VALÈNCIA. A mediados de los ochenta aparecieron Los libros de sangre, que recogían 30 relatos de terror escritos por Clive Barker. Entre ellos se encontraba Lo prohibido, que abordaba las leyendas populares a través de la figura de Candyman, un monstruo surgido de las entrañas de la intolerancia al que se podía invocar llamándolo por su nombre cinco veces frente a un espejo.
En 1992 Bernard Rose adaptaría esta pieza en Candyman, el dominio de la mente, que terminaría convirtiéndose en una película de culto por su capacidad para adentrarnos en todo el universo retorcido y el poderoso imaginario de este ser mitológico. La presencia de Virginia Madsen, la propia naturaleza del monstruo, el primero de raza afroamericana (el icónico Tony Todd), su carácter terrorífico y romántico, unido a la banda sonora de Philip Glass convirtieron a este título en un referente dentro del género.
Ahora Jordan Peele recupera esta figura en un remake que ha dirigido Nia DaCosta (Little Woods) y lo hace situando la cuestión de raza en el centro del relato como ya había hecho en sus anteriores y celebrados trabajos, Déjame salir y Nosotros.
En realidad, más que un remake, sería una secuela, pues en su núcleo se sitúa la figura de ese niño al que Candyman raptaba y que el personaje de Virginia Madsen se encargaba de recuperar entre el fuego. Ahora, Anthony McCoy (Yahya Abdul-Mateen II) es un joven artista que no termina de encontrar su estilo y que vive junto a su pareja, Brianna (Teyonah Parris), también vinculada al mundo del arte, en unos modernos edificios situados en lo que fuera la zona de Cabrini-Green, el barrio marginal de la primera película que ahora se ha gentrificado.
La historia volverá a repetirse cuando unos amigos visiten a la pareja y le cuenten la historia de Candyman y de nuevo la semilla de ese odio escondido vuelva a florecer a través de Anthony McCoy, que se obsesionará con la leyenda y poco a poco empezará a experimentar cambios físicos al mismo tiempo que su pintura adquiere unos contornos más siniestros y que una serie de asesinatos comienzan a enturbiar su entorno.

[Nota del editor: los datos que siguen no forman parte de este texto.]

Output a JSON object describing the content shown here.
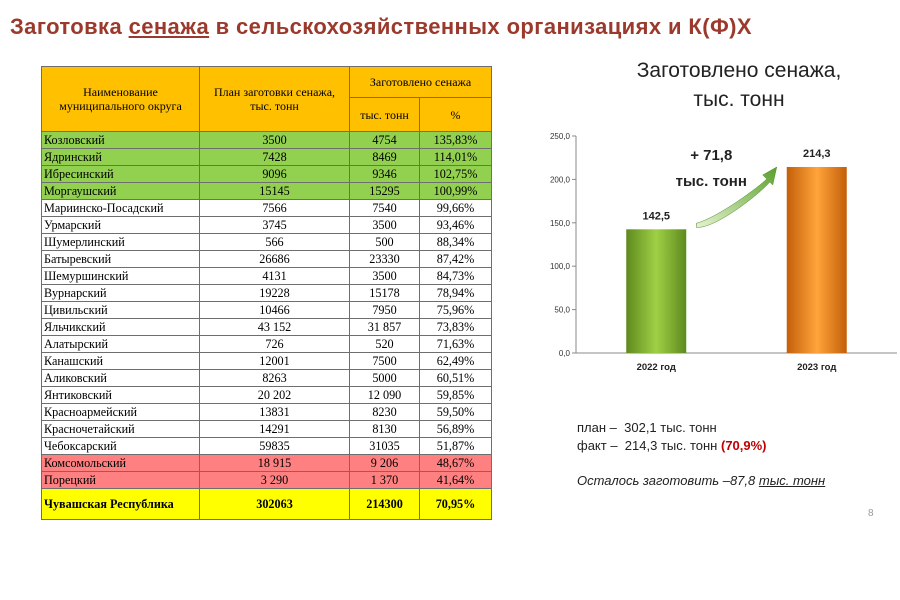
{
  "slide_title": {
    "part1": "Заготовка ",
    "part2": "сенажа",
    "part3": " в сельскохозяйственных организациях  и К(Ф)Х"
  },
  "table": {
    "headers": {
      "name": "Наименование муниципального округа",
      "plan": "План заготовки сенажа, тыс. тонн",
      "harvested": "Заготовлено сенажа",
      "tons": "тыс. тонн",
      "percent": "%"
    },
    "rows": [
      {
        "name": "Козловский",
        "plan": "3500",
        "fact": "4754",
        "pct": "135,83%",
        "status": "green"
      },
      {
        "name": "Ядринский",
        "plan": "7428",
        "fact": "8469",
        "pct": "114,01%",
        "status": "green"
      },
      {
        "name": "Ибресинский",
        "plan": "9096",
        "fact": "9346",
        "pct": "102,75%",
        "status": "green"
      },
      {
        "name": "Моргаушский",
        "plan": "15145",
        "fact": "15295",
        "pct": "100,99%",
        "status": "green"
      },
      {
        "name": "Мариинско-Посадский",
        "plan": "7566",
        "fact": "7540",
        "pct": "99,66%",
        "status": "none"
      },
      {
        "name": "Урмарский",
        "plan": "3745",
        "fact": "3500",
        "pct": "93,46%",
        "status": "none"
      },
      {
        "name": "Шумерлинский",
        "plan": "566",
        "fact": "500",
        "pct": "88,34%",
        "status": "none"
      },
      {
        "name": "Батыревский",
        "plan": "26686",
        "fact": "23330",
        "pct": "87,42%",
        "status": "none"
      },
      {
        "name": "Шемуршинский",
        "plan": "4131",
        "fact": "3500",
        "pct": "84,73%",
        "status": "none"
      },
      {
        "name": "Вурнарский",
        "plan": "19228",
        "fact": "15178",
        "pct": "78,94%",
        "status": "none"
      },
      {
        "name": "Цивильский",
        "plan": "10466",
        "fact": "7950",
        "pct": "75,96%",
        "status": "none"
      },
      {
        "name": "Яльчикский",
        "plan": "43 152",
        "fact": "31 857",
        "pct": "73,83%",
        "status": "none"
      },
      {
        "name": "Алатырский",
        "plan": "726",
        "fact": "520",
        "pct": "71,63%",
        "status": "none"
      },
      {
        "name": "Канашский",
        "plan": "12001",
        "fact": "7500",
        "pct": "62,49%",
        "status": "none"
      },
      {
        "name": "Аликовский",
        "plan": "8263",
        "fact": "5000",
        "pct": "60,51%",
        "status": "none"
      },
      {
        "name": "Янтиковский",
        "plan": "20 202",
        "fact": "12 090",
        "pct": "59,85%",
        "status": "none"
      },
      {
        "name": "Красноармейский",
        "plan": "13831",
        "fact": "8230",
        "pct": "59,50%",
        "status": "none"
      },
      {
        "name": "Красночетайский",
        "plan": "14291",
        "fact": "8130",
        "pct": "56,89%",
        "status": "none"
      },
      {
        "name": "Чебоксарский",
        "plan": "59835",
        "fact": "31035",
        "pct": "51,87%",
        "status": "none"
      },
      {
        "name": "Комсомольский",
        "plan": "18 915",
        "fact": "9 206",
        "pct": "48,67%",
        "status": "red"
      },
      {
        "name": "Порецкий",
        "plan": "3 290",
        "fact": "1 370",
        "pct": "41,64%",
        "status": "red"
      }
    ],
    "total": {
      "name": "Чувашская Республика",
      "plan": "302063",
      "fact": "214300",
      "pct": "70,95%"
    }
  },
  "chart_title": {
    "line1": "Заготовлено сенажа,",
    "line2": "тыс. тонн"
  },
  "chart_data": {
    "type": "bar",
    "categories": [
      "2022 год",
      "2023 год"
    ],
    "values": [
      142.5,
      214.3
    ],
    "value_labels": [
      "142,5",
      "214,3"
    ],
    "ylim": [
      0,
      250
    ],
    "yticks": [
      "0,0",
      "50,0",
      "100,0",
      "150,0",
      "200,0",
      "250,0"
    ],
    "ytick_values": [
      0,
      50,
      100,
      150,
      200,
      250
    ],
    "annotation": {
      "line1": "+ 71,8",
      "line2": "тыс. тонн"
    },
    "bar_colors": [
      "#8cbf3f",
      "#f7921e"
    ],
    "grid": false
  },
  "notes": {
    "plan_label": "план –",
    "plan_value": "302,1 тыс. тонн",
    "fact_label": "факт –",
    "fact_value": "214,3 тыс. тонн",
    "fact_pct": "(70,9%)",
    "remaining_text": "Осталось заготовить –87,8",
    "remaining_unit": "тыс. тонн"
  },
  "page_number": "8",
  "colors": {
    "title": "#9b3a2c",
    "header_bg": "#ffc000",
    "green_row": "#92d050",
    "red_row": "#ff8080",
    "total_row": "#ffff00",
    "pct_highlight": "#c00000"
  }
}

El Candyman de Nia DaCosta y Jordan Peele se configura casi a modo de manifiesto político sobre la cuestión racial en Estados Unidos antes y ahora. La manera en la que el colectivo ha sido históricamente oprimido y condenado de la violencia por parte del hombre blanco a través de un relato de fantasmas y de monstruos que de alguna manera van más allá de la dicotomía entre víctimas y verdugos.
Probablemente su carácter discursivo sea uno de los grandes escollos de esta nueva adaptación, ya que los responsables se muestran proclives a subrayar el mensaje a cualquier precio y eso termina condicionando su desarrollo. La trama resulta un tanto rutinaria, pero encontramos varios aspectos muy interesantes: la transformación de Anthony como si se tratara de La mosca de Cronenberg, el constante juego con los espejos, algunas set-pièces de asesinatos muy imaginativas (como la que se produce en la galería de arte) y las escenas de marionetas que sirven a modo de flashback para contar la historia de los orígenes del monstruo.
Candyman siempre ha sido un personaje surgido del trauma, pero en este caso, la diferencia es la toma de conciencia de la propia identidad, que Anthony había perdido por el camino. Es una interesante aproximación al mito, pertinente e incluso necesaria a la hora de situar el relato a través de la mirada no solo de personajes racializados, sino que se encuentran alejados de los ambientes de marginalidad y han alcanzado el éxito profesional.
Para la banda sonora también se ha elegido un compositor negro, Robert Aiki Aubrey Lowe, que intenta acercarse a las texturas de Glass, mientras que la estética se muestra a medio camino entre la crudeza más oscura y el look arty. Puede ser que no adquiera la contundencia épica de la obra de Bernard Rose, pero está hecha con todo el amor al género y al personaje.